India continues to diverge from the broader emerging-market recovery trends even as global equity flows remain resilient, according to Elara Capital's Global Liquidity report. Despite the Nifty and Sensex returning to earlier highs, foreign investor sentiment toward India remains subdued.
India recorded a modest net inflow of $148 million, entirely due to GEM fund (Global Emerging Market) allocations, while India-dedicated funds posted their 11th consecutive week of redemptions, with outflows of $208 million compared with $230 million in the prior week. The report noted that selling pressure continues to come predominantly from Luxembourg-domiciled funds, which have recorded $1 billion of cumulative outflows over the past 10 weeks, and from Japan-domiciled funds, which have now seen 18 consecutive weeks of redemptions amounting to $1.1 billion.
On the other hand, GEM funds ( Global Emerging Funds) saw a notable improvement this week, registering $3.1 billion of inflows, the strongest in two months. Within emerging markets, flows were particularly strong into China, Taiwan where inflows hit a six-month high. South Korea, and Brazil recorded its largest inflow since May 2017. This surge in EM inflows (excluding India), the report notes comes at a time when EM equity indices are retesting historic peaks last seen in February 2021 and October 2007, both of which were periods when markets failed to break out. Elara Securities describes the current setup as a critical inflection zone as investors position for a potential breakout.
Global equity fund flows remained strong for the tenth straight week.
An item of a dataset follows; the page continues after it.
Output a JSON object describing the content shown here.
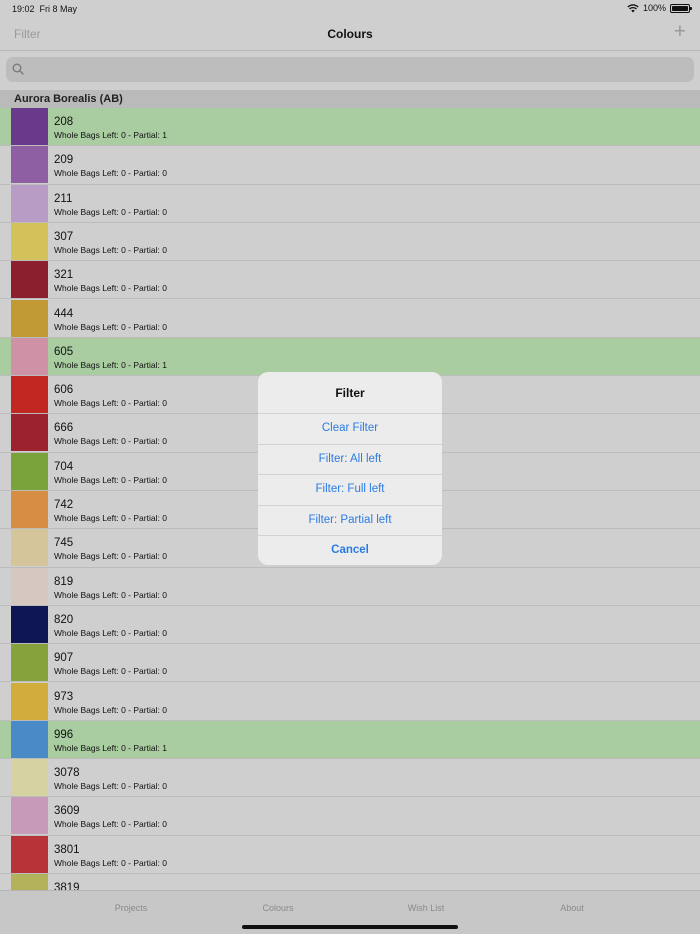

Foreign investors pulled $3.3 billion out of U.S. equities, mainly from U.K. and Luxembourg-domiciled funds, which was the largest 15-week outflow, but this was more than offset by $15 billion of buying from US domestic funds, keeping overall flows positive. Inflows from Japan into US equities also continued.
The report added that flows in high-yield (junk) bond funds is beginning to show early signs of caution. High-yield NAVs have climbed back to October 2021 highs, the level from which the last major global equity sell-off began. After $53 billion of inflows that followed the Trump tariff event, the segment is now experiencing six weeks of continuous outflows totalling $9 billion, indicating early signs of risk aversion.